Besides the physical space, the center also holds an intangible psychic space for these minority students through other programming. The College’s Mountain Day in 2019 corresponded with International Pronoun Day. Snowden helped staff a booth that curated a photo series on inclusive pronoun usage. Visitors to the booth picked up art pins with their preferred pronouns and wrote personal reflections about what gender means to them. It introduced students to the center as a place open to engaging issues around gender and sexuality.

One of the exciting developments for Malaklou is the center becoming a hub for people throughout campus who think about social justice concerns. The glass doors of the center space are plastered with flyers announcing programs with Asian Studies and college counseling services. The space also is used regularly by campus activist groups.

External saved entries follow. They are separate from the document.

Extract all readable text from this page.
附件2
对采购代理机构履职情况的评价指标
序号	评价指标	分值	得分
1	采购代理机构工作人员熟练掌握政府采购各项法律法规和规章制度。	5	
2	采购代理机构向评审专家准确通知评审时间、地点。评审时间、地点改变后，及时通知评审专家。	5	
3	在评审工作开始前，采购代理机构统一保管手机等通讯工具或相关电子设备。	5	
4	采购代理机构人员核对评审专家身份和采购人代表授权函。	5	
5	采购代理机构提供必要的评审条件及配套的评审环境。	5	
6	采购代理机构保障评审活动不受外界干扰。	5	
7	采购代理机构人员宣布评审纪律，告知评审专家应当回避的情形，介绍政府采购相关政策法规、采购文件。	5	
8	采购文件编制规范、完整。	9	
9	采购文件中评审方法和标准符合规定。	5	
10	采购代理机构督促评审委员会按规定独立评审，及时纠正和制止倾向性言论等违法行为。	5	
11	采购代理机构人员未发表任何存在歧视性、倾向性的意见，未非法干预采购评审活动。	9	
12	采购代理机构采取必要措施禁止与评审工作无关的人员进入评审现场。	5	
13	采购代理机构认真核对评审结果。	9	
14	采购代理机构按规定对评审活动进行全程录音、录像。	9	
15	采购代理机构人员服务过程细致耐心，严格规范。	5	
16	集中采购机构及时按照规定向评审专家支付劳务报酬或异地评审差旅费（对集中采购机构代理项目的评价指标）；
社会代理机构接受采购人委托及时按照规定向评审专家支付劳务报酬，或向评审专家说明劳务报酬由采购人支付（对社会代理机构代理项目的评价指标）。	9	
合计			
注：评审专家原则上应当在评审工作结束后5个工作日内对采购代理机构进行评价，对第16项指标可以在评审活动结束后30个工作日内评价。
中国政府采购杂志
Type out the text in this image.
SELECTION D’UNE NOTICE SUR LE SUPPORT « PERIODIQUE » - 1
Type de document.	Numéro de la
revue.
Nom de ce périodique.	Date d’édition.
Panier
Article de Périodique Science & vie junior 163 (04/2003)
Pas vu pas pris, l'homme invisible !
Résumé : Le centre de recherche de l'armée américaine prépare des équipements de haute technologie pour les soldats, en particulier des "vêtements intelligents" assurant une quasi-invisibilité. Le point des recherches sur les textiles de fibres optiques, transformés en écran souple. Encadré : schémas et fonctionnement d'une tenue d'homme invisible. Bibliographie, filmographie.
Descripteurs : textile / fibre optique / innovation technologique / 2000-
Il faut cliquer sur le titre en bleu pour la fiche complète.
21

In a relatively short time, Malaklou and her colleagues have nurtured partnerships to magnify the center’s impact and establish it as an inclusive haven on campus. Dr. Jakeya Caruthers, chair of the African and African American studies department, also teaches in WGS. In February, she hosted a study salon series about Toni Morrison and chose to have it in the center.

“The space is so special,” she enthused. “It is one of the warmest places to gather.”

Provost Dr. Linda Strong-Leek helped cast the vision for the center. As vice president for diversity and inclusion and faculty in the WGS department, she sees the importance of its mission to serve the academic and personal needs of students.

“The intentional programming from queer, brown and Appalachian people has spoken in many ways to students’ experiences,” she said. “Some gender non-conforming students don’t even have a safe place in their own home. I believe we are honoring John G. Fee’s radical history of inclusion.”

Students making crafts in the Women's and Gender Non-Conforming Center
Students gather in the new Women’s and Gender Non-Conforming Center to enjoy building community in a shared space where they can express themselves and feel comfortable in their identities.

Gender Talk topics have encompassed Appalachian, Latin American, indigenous and Black perspectives on gender and sexuality. “The talks expose students to the way the world works and their place in it,” Dr. Malaklou said. The response from a local professor after each speaker adds a Berea-centric perspective to the discussion.

Scheduled speakers are both renowned scholars with name recognition and up-and-coming theoreticians. One of the leading speakers in the fall of 2020 will be Dr. Susan Stryker, visiting professor at Yale for 2019-20. According to Malaklou, Dr. Stryker is a leading figure in transgender studies, writing widely for both academic and public scholarship publications. A filmmaker, Stryker won an Emmy award for her documentary film “Screaming Queens: The Riot at Compton’s Cafeteria.”

“The Gender Talk speakers are formidable scholar-activists,” Malaklou explained. “I want to raise the academic profile of WGS as well as create space for theoretical conversations for a general audience.”

Along with Gender Talk, the Women’s and Gender Non-Conforming Center is launching a growing cadre of programs. The monthly offering, “An Evening with an Activist,” highlights the radical work of Berea students. In February, student presenter Azis Toktobaev ’20 shared how he became the target of both fake news and major media outlets in his native Kyrgyzstan after his involvement in a public protest.

At the conclusion of the fall 2019 semester, students in Malaklou’s Gender, Sexuality and Black Lives Matter class hosted a teach-in and panel discussion at the center to share what they learned with the campus community.

“The panel consisted of professors, a residence hall coordinator and a student who had experience with racism,” shared Destiny Easley, a first-year student in the class. “We wanted to bring attention to this issue on campus. We weren’t expecting people to come, but 25 people showed up, and even guests who already agreed with the panel learned things.”